Advertisers Scammed By Invisible Impressions

    October 13, 2009
    Chris Crum

There are sites out there that may be selling you ads that consumers aren’t seeing. We’re not talking about just a lack of traffic to the pages they appear on. There is a lack of traffic because the pages are simply invisible to viewers, making them essentially worthless.

A report from the Wall Street Journal says that even large corporations like Kraft foods, Greyhound Lines, and Capital One Financial are among the victims of such scams.

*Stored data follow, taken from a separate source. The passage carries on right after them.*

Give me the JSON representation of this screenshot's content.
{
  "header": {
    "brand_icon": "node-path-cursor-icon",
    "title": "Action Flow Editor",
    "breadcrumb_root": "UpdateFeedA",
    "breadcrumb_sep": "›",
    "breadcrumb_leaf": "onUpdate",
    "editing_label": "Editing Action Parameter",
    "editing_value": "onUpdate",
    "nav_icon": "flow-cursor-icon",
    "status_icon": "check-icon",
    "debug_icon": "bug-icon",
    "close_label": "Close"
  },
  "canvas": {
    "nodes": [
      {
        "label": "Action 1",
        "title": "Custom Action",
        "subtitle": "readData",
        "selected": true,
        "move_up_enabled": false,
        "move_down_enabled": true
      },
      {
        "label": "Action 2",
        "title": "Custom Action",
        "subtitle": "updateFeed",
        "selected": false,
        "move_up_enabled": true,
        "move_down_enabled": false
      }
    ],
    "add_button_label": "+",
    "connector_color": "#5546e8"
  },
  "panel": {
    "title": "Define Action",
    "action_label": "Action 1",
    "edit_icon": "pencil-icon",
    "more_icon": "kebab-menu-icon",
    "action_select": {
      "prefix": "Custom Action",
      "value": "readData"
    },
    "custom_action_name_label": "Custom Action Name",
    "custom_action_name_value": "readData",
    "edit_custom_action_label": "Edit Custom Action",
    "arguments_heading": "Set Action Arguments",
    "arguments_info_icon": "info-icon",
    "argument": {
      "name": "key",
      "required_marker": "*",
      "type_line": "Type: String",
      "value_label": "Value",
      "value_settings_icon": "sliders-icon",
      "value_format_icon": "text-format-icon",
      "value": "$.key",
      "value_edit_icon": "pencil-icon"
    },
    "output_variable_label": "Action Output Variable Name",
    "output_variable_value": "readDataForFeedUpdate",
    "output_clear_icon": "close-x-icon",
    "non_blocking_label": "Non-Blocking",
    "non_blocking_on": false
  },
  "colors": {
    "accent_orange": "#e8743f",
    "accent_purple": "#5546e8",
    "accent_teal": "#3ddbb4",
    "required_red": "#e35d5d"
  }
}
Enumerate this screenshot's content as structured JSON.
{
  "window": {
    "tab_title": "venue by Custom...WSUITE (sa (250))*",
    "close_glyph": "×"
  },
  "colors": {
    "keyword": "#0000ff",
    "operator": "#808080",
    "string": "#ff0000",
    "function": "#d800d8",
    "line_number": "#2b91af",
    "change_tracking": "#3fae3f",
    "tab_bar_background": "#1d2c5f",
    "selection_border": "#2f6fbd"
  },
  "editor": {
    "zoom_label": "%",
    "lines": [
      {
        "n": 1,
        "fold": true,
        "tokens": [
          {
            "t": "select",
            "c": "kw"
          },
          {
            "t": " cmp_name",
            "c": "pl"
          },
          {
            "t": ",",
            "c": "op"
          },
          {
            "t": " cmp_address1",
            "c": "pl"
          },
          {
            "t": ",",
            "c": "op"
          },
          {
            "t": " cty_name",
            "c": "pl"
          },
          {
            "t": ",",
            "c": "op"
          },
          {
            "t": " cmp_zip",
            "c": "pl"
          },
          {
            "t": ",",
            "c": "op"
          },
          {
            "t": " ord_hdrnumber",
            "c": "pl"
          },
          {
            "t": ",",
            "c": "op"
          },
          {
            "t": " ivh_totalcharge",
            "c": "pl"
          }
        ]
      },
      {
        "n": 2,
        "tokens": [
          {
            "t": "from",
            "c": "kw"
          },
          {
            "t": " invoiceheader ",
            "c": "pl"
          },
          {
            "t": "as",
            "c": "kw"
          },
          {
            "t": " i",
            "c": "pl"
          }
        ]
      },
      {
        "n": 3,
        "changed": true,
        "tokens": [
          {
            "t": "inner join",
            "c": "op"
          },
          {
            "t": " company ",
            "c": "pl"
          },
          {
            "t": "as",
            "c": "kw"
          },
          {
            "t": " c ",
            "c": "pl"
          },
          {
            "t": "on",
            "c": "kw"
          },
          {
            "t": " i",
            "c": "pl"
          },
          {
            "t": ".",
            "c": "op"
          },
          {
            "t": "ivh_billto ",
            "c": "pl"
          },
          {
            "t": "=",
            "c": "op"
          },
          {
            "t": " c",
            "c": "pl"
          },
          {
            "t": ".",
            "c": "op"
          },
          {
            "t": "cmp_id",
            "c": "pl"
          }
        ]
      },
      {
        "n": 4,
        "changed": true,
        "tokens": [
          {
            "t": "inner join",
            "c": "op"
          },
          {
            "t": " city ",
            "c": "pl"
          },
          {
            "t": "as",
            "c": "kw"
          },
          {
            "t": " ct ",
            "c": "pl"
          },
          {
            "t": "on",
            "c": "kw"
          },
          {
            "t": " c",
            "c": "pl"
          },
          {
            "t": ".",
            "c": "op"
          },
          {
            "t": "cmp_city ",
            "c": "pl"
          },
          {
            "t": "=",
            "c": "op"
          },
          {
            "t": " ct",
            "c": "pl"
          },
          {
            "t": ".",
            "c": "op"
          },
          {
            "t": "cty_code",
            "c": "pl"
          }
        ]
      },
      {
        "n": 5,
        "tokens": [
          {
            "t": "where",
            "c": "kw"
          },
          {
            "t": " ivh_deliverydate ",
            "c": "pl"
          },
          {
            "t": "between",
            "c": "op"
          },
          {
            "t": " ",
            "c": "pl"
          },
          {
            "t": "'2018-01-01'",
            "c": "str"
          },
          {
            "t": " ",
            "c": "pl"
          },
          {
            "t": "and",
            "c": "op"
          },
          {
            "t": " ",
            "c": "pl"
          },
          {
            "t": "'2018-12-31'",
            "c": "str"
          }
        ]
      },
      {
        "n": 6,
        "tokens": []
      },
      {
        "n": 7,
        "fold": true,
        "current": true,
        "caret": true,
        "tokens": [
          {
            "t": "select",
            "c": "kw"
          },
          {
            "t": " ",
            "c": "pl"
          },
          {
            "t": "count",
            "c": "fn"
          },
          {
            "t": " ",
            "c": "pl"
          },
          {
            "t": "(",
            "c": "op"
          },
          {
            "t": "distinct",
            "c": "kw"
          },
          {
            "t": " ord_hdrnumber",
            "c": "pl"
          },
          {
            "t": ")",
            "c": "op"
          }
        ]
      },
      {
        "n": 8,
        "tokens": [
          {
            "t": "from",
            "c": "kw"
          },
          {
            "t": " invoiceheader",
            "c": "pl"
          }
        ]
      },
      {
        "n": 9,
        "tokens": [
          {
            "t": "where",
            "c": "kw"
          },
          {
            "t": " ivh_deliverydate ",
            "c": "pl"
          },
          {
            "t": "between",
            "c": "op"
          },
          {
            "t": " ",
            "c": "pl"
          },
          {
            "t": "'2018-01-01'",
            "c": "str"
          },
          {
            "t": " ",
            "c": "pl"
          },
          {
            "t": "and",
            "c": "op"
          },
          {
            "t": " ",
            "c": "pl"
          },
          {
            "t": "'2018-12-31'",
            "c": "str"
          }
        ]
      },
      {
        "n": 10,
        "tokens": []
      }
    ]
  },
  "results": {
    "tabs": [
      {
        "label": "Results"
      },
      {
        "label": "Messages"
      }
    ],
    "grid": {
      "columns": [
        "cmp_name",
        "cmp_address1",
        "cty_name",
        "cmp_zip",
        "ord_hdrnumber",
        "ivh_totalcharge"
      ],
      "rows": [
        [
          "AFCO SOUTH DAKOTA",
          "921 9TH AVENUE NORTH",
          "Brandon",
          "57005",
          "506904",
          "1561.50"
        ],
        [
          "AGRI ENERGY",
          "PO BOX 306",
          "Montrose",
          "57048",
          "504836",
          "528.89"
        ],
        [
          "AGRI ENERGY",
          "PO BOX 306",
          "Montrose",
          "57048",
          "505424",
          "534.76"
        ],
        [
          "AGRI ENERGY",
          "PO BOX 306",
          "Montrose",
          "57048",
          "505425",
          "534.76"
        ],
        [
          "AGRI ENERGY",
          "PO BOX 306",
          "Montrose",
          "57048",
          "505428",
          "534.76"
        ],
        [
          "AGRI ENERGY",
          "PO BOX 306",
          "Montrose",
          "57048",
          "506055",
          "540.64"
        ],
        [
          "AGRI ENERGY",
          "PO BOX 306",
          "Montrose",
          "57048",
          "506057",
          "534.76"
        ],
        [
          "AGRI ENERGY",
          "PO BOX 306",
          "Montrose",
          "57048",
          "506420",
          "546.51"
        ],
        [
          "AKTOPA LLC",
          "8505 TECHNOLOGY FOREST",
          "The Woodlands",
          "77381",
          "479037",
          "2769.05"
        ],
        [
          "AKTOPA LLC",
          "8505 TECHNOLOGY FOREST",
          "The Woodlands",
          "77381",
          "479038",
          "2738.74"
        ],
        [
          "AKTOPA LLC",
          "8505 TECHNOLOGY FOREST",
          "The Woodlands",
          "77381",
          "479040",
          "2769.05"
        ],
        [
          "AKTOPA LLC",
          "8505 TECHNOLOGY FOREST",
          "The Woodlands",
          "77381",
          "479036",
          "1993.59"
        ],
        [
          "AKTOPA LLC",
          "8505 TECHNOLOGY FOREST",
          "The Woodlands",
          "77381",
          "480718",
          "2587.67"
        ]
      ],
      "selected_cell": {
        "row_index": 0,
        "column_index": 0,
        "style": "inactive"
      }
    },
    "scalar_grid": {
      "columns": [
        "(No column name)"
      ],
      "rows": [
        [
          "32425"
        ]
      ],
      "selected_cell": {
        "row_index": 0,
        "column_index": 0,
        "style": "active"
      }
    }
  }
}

The sites use code, which makes it look to marketers like their ads have been appearing, but they do not appear to users. The report, based on research from Ben Edelman, cites and as a couple of offending sites.

"The Web sites can get away with it, he says, because online advertisers don’t always audit their campaigns for proof their ads are appearing," writes WSJ’s Emily Steel. "It isn’t clear how common these ads are or how much they cost marketers."

Ben EdelmanSo how is an advertiser to know who to trust? One solution mentioned in the report is to buy ads based on attaining a certain number of clicks as well as impressions. In such a scenario, a site would have no benefit to pull off such a scam. Another possible solution is to be more directly involved with who you are advertising with.

"Advertisers often buy display ads based on the number of times they are loaded onto a page, rather than the number of clicks they get," says Steel. "Over the past, year, an increasing number of scams have sought to take advantage of that pricing system as advertisers have started buying more of their online ads via middlemen called ad networks, instead of directly from the Web sites themselves. These networks sell ad space at cheap rates across thousands of sites, and they don’t always weed out illegitimate players."

Online advertising is having a big year. A number of recent reports show an optimistic viewpoint for the industry. There is no reason why that shouldn’t continue as long as advertisers take responsibility for monitoring and stay involved with their campaigns.